Ordunun siyasal-toplumsal ağırlığının zaman zaman derecesi değişse de sürekli hissedildiği bilinmektedir. Bu etki ve ağırlık ise Osmanlı Devleti’nde olduğu gibi
Cumhuriyet döneminde de yaşanan Askeri darbe ve müdahalelerle kendini her on yılı aşkın bir zaman diliminde göstermiştir.
Ordunun siyasi yaşama karıştıkları eylemlerin niteliklerinden biri de “laiklik” tir (Hongur,2006, s.21). Laiklik terimi Grekçe orjinli olup, laos ismi üzerinden laikos sıfatı şeklinde üretilmiştir. Laos; “halk, kalabalık, kitle, yığın” anlamındadır (Özdemir, 2011, s.97). Laikliğin felsefi, sosyolojik, hukuki, lügat ve siyasi bakımdan birçok tanımı yapılmıştır. Özellikle siyasi bakımdan laiklik; “devlet otoritesinin veya siyasi iktidarın meşruluğunun ilahi değil, dünyevi bir kaynağa (halka, ulusa) dayanmasıdır” (Özdemir, 2011, s.98) şeklinde tanımlanabilir.
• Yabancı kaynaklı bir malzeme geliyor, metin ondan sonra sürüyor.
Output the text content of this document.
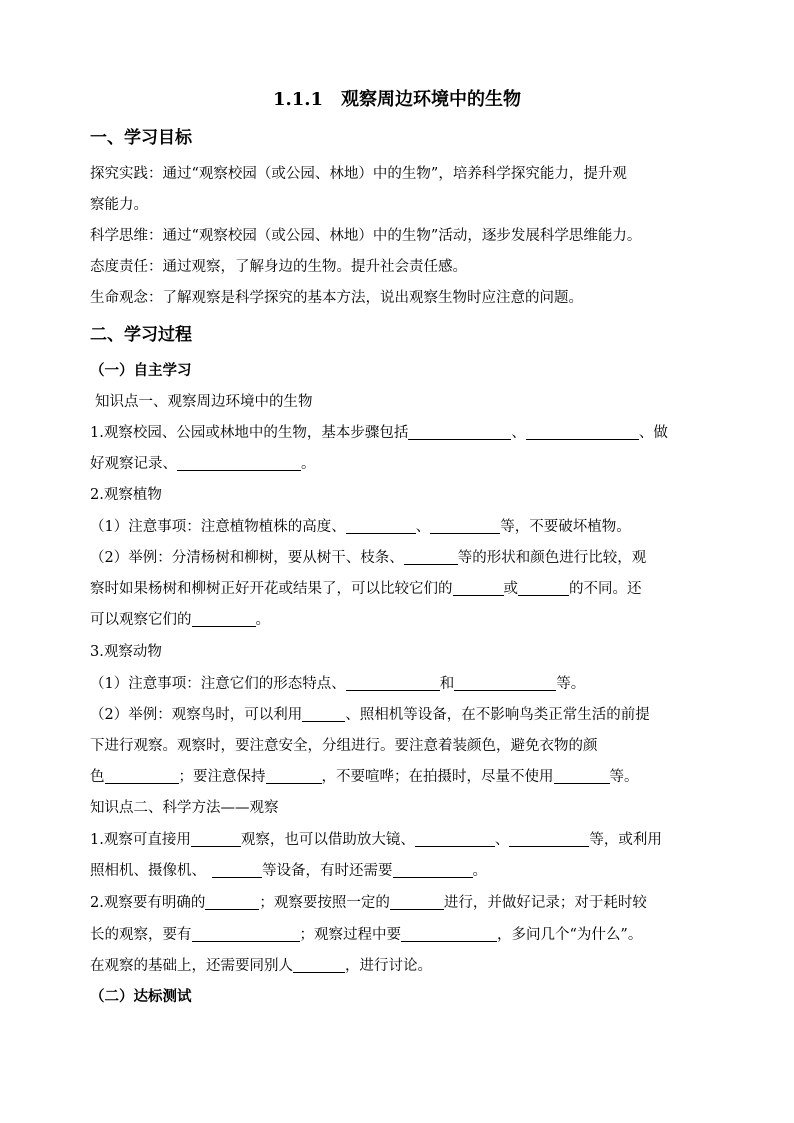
1.1.1　观察周边环境中的生物
一、学习目标
探究实践：通过“观察校园（或公园、林地）中的生物”，培养科学探究能力，提升观
察能力。
科学思维：通过“观察校园（或公园、林地）中的生物”活动，逐步发展科学思维能力。
态度责任：通过观察，了解身边的生物。提升社会责任感。
生命观念：了解观察是科学探究的基本方法，说出观察生物时应注意的问题。
二、学习过程
（一）自主学习
知识点一、观察周边环境中的生物
1.观察校园、公园或林地中的生物，基本步骤包括	、	、做
好观察记录、	。
2.观察植物
（1）注意事项：注意植物植株的高度、	、	等，不要破坏植物。
（2）举例：分清杨树和柳树，要从树干、枝条、	等的形状和颜色进行比较，观
察时如果杨树和柳树正好开花或结果了，可以比较它们的	或	的不同。还
可以观察它们的	。
3.观察动物
（1）注意事项：注意它们的形态特点、	和	等。
（2）举例：观察鸟时，可以利用	、照相机等设备，在不影响鸟类正常生活的前提
下进行观察。观察时，要注意安全，分组进行。要注意着装颜色，避免衣物的颜
色	；要注意保持	，不要喧哗；在拍摄时，尽量不使用	等。
知识点二、科学方法——观察
1.观察可直接用	观察，也可以借助放大镜、	、	等，或利用
照相机、摄像机、	等设备，有时还需要	。
2.观察要有明确的	；观察要按照一定的	进行，并做好记录；对于耗时较
长的观察，要有	；观察过程中要	，多问几个“为什么”。
在观察的基础上，还需要同别人	，进行讨论。
（二）达标测试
Türk inkılabının büyük lideri Atatürk ise laikliği şöyle tanımlamıştır: “Laiklik sadece din ve dünya işlerin ayrılması demek değil, bütün yurttaşların vicdan, ibadet ve din hürriyetlerini tekeffül etmek demektir” (Özdemir, 2011, s.99) şeklinde izah etmiştir.
Ordunun siyasi yaşama karıştıkları savı doğru olmakla beraber, özellikle laiklik alanında oldukça etkili gelişmeler yaşanmıştır. Ordu, laiklik alanında siyasete
müdahil olmuş ve dinsel ve geleneksel nitelikli Osmanlı toplum yapısını değiştirmek isteğinde bulunmuştur. Özellikle bu siyasi gücünü, Cumhuriyeti kuran kadroların asker kökenli olması ve laiklik ilkesinin Cumhuriyet ve rejimin önemli bir parçası olması açısından asker her dönemde laiklik konusu ile kendilerine sivil bir destek aracı bulmuşlardır. Cumhuriyet’in kuruluşunu sağlayan ordu, bu noktadan sonra devrimcilik, laiklik, batıcılık ve meşruiyetçilik ilkeleriyle Cumhuriyet ve modernleşmeci değerlerin korunması görevini üstlenmiştir (Hongur, 2006, s.21).
Yakın tarihteki Osmanlı Devlet yapısı, göz önünde tutulacak olursa Cumhuriyetle birlikte yeniden yapılanma hareketinin özünde büyük bir değişimin
olmadığı görülmektedir. Değişmesi gereken Askeri yapı özü itibariyle kurumsallığını muhafaza etmiştir (Tunç, 1996, s.61). Ordu içinde 1950 döneminde de iktidar lehine ve aleyhine örgütlenmeler olması gerçeği de, ordunun politika dışı olmadığının göstergelerindendir (Hongur, 2006, s.21). Ordu tarih boyunca daima siyasete müdahil olmuştur. Bu tavrı ile hem sivil hükümetler üzerinde dönem dönem etkili olmuş hem de çeşitli Askeri darbe ve müdahalelerle etkinliğini göstermiştir. Nitekim Cumhuriyet’in ilerleyen yıllarında ordu, Cumhuriyet’i kuran kadronun kendi bünyesinden yetişmiş kişiler olması saiki ile rejimin kurucusu olduğu kadar koruyucusu olma rolünü de üstlenmiş ve bu yüzden rejimi tehlikede gördüğü her durumda duruma müdahale ederek sistemin koruyucuları oldukları mesajını vermiştir (Özgan, 2008, s.2).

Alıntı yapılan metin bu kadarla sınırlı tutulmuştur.